Premier League: Banning orders or prison warning for fans with flares
Football supporters who take flares or smoke bombs into stadiums are risking banning orders or even prison, the Premier League will warn.
It is launching a campaign aimed at eradicating the growing trend of fans taking pyrotechnic devices to matches.
Recent incidents involving flares have occurred at Wembley and Villa Park.
"We will say to fans we understand you think this is a bit of fun but they are dangerous," said the Premier League's head of supporter services Cathy Long.

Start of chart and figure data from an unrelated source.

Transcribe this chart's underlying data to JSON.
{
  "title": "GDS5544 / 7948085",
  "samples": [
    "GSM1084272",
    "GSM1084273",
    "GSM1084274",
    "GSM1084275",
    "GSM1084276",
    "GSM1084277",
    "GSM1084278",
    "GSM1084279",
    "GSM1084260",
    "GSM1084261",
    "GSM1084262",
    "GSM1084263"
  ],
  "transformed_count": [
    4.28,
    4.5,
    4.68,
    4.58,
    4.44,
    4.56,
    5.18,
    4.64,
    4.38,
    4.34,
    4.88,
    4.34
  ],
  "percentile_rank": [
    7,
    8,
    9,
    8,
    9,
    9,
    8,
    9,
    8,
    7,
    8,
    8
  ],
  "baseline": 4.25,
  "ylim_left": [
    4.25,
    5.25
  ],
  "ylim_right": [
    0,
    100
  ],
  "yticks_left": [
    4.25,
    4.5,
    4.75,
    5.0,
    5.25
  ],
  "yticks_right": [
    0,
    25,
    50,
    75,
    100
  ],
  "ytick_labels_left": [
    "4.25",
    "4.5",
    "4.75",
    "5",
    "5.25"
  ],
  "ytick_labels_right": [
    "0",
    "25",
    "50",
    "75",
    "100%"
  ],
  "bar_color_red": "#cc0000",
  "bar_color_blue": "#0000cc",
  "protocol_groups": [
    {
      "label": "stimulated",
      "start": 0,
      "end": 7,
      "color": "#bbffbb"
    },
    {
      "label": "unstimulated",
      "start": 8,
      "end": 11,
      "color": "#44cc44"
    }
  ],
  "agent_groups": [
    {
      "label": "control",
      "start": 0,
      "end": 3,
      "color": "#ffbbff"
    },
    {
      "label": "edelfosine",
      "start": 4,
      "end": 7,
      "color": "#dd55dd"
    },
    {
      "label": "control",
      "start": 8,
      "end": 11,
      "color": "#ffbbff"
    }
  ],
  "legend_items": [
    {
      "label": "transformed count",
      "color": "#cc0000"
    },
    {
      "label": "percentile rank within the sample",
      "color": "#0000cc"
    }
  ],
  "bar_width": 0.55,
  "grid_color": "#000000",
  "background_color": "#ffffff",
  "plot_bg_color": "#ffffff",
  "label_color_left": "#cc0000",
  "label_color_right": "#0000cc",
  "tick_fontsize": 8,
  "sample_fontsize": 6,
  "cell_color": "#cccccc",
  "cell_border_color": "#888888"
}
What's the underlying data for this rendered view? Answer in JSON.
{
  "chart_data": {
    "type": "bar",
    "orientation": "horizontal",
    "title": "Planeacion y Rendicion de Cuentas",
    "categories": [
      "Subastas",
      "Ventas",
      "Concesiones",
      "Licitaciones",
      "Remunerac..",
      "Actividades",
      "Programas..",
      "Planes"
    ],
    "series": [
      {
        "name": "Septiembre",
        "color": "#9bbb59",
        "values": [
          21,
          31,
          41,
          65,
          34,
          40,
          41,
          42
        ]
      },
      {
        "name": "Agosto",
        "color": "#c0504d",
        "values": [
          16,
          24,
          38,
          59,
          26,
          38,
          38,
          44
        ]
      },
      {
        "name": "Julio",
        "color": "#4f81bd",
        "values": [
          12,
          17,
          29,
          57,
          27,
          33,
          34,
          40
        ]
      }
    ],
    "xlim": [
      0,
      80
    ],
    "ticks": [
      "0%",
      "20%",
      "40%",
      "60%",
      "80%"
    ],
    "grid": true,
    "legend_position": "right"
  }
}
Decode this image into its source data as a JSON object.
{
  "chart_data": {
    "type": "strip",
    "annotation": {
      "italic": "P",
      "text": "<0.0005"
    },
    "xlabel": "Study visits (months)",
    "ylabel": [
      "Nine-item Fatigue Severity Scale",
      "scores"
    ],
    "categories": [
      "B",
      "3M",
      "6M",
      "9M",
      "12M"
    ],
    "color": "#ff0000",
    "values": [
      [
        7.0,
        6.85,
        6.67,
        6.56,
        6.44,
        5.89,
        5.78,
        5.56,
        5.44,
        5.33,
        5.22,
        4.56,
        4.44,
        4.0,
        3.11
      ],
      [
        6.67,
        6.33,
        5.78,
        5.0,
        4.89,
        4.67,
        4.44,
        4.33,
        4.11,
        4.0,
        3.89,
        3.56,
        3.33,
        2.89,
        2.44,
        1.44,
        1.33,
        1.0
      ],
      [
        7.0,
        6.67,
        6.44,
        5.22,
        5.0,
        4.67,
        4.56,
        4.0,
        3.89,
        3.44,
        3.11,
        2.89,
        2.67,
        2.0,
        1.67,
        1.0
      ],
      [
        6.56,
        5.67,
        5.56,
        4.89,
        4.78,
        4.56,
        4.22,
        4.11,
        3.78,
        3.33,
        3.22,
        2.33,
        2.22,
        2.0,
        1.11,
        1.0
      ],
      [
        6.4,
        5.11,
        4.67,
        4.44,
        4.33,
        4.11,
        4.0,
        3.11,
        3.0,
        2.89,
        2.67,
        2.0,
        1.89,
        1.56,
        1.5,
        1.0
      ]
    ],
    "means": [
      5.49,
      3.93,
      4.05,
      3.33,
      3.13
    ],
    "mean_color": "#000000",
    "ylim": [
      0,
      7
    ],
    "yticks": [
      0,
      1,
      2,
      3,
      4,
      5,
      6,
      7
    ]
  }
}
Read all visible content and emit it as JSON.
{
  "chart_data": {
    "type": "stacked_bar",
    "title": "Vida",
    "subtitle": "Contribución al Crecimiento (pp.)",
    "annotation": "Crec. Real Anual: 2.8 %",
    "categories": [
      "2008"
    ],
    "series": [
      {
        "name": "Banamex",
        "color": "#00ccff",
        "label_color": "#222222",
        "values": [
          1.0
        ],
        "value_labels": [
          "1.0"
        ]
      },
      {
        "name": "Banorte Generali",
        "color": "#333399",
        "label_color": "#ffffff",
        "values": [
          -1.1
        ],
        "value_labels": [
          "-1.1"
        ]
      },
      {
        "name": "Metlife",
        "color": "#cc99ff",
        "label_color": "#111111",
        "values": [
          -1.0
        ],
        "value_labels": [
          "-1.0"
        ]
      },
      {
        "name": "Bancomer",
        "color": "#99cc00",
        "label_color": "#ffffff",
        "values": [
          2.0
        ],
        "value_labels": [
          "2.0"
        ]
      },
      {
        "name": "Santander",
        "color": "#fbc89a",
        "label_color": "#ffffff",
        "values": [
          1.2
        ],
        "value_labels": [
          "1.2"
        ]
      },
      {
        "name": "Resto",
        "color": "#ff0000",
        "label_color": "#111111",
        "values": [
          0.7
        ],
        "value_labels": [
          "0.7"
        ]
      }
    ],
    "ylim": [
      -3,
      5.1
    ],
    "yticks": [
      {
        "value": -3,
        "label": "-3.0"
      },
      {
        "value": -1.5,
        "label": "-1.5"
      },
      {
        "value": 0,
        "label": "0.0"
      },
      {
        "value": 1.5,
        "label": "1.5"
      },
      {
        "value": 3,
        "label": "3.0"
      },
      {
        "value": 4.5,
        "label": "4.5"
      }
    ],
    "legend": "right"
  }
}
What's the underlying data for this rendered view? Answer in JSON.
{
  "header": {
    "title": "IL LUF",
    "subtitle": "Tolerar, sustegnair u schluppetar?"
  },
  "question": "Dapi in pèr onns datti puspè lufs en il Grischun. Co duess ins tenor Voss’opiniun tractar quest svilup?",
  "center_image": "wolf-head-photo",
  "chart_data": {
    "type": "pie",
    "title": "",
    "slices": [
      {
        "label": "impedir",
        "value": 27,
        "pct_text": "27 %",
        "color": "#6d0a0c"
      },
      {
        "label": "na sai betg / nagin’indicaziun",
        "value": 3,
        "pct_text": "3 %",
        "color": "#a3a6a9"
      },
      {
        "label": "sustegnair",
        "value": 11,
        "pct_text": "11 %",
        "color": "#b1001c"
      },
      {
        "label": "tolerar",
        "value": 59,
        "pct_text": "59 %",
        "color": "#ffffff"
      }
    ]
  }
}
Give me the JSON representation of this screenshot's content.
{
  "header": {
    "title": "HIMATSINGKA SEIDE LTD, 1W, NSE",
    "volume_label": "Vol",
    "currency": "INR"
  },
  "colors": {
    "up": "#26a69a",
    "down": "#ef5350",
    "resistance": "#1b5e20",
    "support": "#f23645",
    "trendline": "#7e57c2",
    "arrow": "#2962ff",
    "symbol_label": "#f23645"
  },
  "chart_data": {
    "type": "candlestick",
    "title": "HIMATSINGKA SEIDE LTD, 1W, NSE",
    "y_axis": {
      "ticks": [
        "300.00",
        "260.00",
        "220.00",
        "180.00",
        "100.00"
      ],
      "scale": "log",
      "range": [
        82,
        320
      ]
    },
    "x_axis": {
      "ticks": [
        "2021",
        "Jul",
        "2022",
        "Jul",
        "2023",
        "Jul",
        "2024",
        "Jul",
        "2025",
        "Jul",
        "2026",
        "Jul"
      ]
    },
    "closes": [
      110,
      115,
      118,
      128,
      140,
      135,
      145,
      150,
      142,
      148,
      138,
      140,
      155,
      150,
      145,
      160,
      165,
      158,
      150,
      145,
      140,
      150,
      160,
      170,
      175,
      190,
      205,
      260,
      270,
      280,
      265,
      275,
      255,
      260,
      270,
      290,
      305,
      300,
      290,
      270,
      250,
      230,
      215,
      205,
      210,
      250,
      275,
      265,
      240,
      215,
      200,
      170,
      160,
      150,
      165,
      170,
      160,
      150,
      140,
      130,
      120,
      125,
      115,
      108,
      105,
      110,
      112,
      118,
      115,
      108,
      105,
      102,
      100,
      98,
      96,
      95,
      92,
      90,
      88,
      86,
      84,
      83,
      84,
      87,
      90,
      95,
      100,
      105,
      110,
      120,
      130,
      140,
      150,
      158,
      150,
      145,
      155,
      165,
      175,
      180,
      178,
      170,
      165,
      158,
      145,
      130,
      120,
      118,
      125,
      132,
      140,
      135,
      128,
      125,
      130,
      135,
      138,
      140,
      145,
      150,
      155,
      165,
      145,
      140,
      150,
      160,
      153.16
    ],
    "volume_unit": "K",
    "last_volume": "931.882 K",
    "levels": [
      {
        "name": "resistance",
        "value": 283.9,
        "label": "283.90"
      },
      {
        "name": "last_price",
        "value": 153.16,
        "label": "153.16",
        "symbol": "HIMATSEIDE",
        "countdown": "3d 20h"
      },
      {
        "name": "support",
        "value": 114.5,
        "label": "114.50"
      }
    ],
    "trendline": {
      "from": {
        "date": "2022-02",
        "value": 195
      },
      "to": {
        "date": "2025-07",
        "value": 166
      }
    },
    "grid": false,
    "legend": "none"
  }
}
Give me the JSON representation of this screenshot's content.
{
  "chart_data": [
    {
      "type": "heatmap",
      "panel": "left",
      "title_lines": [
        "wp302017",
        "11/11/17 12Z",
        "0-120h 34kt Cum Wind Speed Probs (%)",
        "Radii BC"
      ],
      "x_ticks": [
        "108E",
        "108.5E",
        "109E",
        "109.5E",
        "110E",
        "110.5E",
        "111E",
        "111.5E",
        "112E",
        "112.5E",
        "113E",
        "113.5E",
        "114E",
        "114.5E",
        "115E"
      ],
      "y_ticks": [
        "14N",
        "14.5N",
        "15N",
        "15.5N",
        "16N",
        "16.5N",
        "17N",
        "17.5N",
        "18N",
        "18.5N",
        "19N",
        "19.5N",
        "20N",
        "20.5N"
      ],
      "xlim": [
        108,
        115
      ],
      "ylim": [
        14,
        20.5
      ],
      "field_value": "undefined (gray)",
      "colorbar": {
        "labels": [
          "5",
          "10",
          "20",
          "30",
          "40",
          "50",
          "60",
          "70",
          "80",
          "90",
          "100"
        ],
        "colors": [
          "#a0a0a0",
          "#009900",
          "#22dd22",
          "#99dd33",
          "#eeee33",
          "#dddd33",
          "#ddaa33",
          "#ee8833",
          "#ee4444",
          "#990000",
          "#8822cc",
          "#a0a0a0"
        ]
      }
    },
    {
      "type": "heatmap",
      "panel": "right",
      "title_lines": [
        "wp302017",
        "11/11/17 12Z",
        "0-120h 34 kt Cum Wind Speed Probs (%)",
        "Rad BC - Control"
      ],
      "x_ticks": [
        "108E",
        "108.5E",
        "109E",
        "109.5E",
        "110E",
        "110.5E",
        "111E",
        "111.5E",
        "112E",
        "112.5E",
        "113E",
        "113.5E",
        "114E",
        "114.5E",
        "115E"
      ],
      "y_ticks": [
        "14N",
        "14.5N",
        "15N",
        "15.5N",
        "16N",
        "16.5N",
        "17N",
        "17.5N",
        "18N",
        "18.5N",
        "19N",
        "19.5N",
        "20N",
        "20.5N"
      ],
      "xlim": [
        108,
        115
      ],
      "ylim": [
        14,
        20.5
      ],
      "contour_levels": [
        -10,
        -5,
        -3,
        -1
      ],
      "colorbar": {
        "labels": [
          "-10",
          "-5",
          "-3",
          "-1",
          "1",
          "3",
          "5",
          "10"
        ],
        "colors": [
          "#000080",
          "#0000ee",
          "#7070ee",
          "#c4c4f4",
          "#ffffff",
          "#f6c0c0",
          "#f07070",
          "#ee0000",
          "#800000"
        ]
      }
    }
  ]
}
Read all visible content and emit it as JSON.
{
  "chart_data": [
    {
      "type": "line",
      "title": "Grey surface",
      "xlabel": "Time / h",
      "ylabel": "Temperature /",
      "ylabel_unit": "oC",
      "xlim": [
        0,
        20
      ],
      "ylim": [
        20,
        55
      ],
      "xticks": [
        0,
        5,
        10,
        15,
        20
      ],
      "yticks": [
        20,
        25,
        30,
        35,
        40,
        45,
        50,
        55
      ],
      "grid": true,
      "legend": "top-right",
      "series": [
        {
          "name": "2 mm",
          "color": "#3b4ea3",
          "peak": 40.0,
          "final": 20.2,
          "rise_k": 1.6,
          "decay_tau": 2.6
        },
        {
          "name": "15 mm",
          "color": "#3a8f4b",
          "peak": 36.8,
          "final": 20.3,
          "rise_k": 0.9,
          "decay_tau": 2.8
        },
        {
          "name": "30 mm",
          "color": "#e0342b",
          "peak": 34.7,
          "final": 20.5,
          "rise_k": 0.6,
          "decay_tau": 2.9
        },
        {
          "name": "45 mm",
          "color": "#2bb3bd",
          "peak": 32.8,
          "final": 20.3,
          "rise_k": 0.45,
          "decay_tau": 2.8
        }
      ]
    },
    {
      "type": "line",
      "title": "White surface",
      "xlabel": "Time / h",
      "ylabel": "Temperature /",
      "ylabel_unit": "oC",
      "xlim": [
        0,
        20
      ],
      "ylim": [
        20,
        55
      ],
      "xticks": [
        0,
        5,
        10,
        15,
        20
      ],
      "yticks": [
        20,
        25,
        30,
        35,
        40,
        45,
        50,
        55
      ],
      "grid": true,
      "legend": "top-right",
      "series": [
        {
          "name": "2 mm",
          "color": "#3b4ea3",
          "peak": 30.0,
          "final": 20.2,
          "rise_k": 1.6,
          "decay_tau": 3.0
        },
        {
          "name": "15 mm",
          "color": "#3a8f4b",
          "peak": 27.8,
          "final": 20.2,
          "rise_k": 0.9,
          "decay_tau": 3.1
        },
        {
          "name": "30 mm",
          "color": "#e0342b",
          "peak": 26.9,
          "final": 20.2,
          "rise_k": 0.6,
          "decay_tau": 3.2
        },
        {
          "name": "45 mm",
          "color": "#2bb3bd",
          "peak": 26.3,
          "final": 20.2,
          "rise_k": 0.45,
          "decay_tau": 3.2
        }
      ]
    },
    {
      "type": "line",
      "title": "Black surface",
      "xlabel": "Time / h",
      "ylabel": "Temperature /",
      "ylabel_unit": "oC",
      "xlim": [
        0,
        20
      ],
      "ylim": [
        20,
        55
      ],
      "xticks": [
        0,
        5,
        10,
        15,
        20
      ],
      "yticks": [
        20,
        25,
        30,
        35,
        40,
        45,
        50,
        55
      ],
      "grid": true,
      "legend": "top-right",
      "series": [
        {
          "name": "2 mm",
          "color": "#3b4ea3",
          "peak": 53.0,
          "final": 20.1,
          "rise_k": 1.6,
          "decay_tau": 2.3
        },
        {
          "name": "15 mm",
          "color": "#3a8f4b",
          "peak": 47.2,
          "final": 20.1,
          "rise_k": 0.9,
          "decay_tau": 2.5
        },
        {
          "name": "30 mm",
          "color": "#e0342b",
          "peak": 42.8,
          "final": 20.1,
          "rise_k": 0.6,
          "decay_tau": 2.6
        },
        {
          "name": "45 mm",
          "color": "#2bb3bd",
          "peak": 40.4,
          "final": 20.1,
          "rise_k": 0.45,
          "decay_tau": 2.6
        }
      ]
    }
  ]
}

She told BBC Breakfast: "We want people to be aware of what the dangers are, both to themselves and the people around them.
"It will also make people aware of what the consequences of their actions are - that this can carry a banning order, it can carry a custodial sentence, there can be really quite serious consequences for fans and we want to avoid that."
Last week, Fifa began disciplinary proceedings against the English and Polish football associations after flares, which can burn at temperatures of up to 1600C, were lit during October's World Cup qualifier at Wembley.
So far this season pyrotechnics have been used at or in connection with 131 matches at English league grounds, compared to 199 for the whole of last season.
Further figures from the UK Football Policing Unit say there have been 44 arrests so far this season. During the entire 2012-13 campaign officers made 70 arrests.
Everton, Manchester United and Wigan Athletic have each been involved in five incidents involving pyrotechnics.
Police reported an increase in the use of flares and pyrotechnic devices last season by nearly 140% compared to the previous year, while arrests for their use were up by 150%.
"Pyro dogs" trained to sniff out flares are also becoming more common at stadiums.
Assistant referee David Bryan was hit by one during a match between Aston Villa and Tottenham at Villa Park in October.
In May, a 15-year-old boy suffered lung damage from a smoke bomb thrown during Villa's game at Wigan, while in February a 14-year-old boy was killed by a flare thrown by supporters during a South American Libertadores Cup tie in Bolivia.
The Football Supporters' Federation has advised fans to think about the consequences of bringing pyrotechnics into football grounds.
Amanda Jacks, Case Worker for the FSF, said: "While some fans who bring pyro into grounds often do so with good intentions at heart, such as improving the atmosphere, there can be very serious consequences - injury, banning orders, criminal records and even prison.
"Furthermore, increasing numbers of fans are speaking out against their use. There are obvious safety implications, particularly if flares are thrown about. Others simply resent having their views blocked by smoke and fans have been hospitalised with smoke inhalation."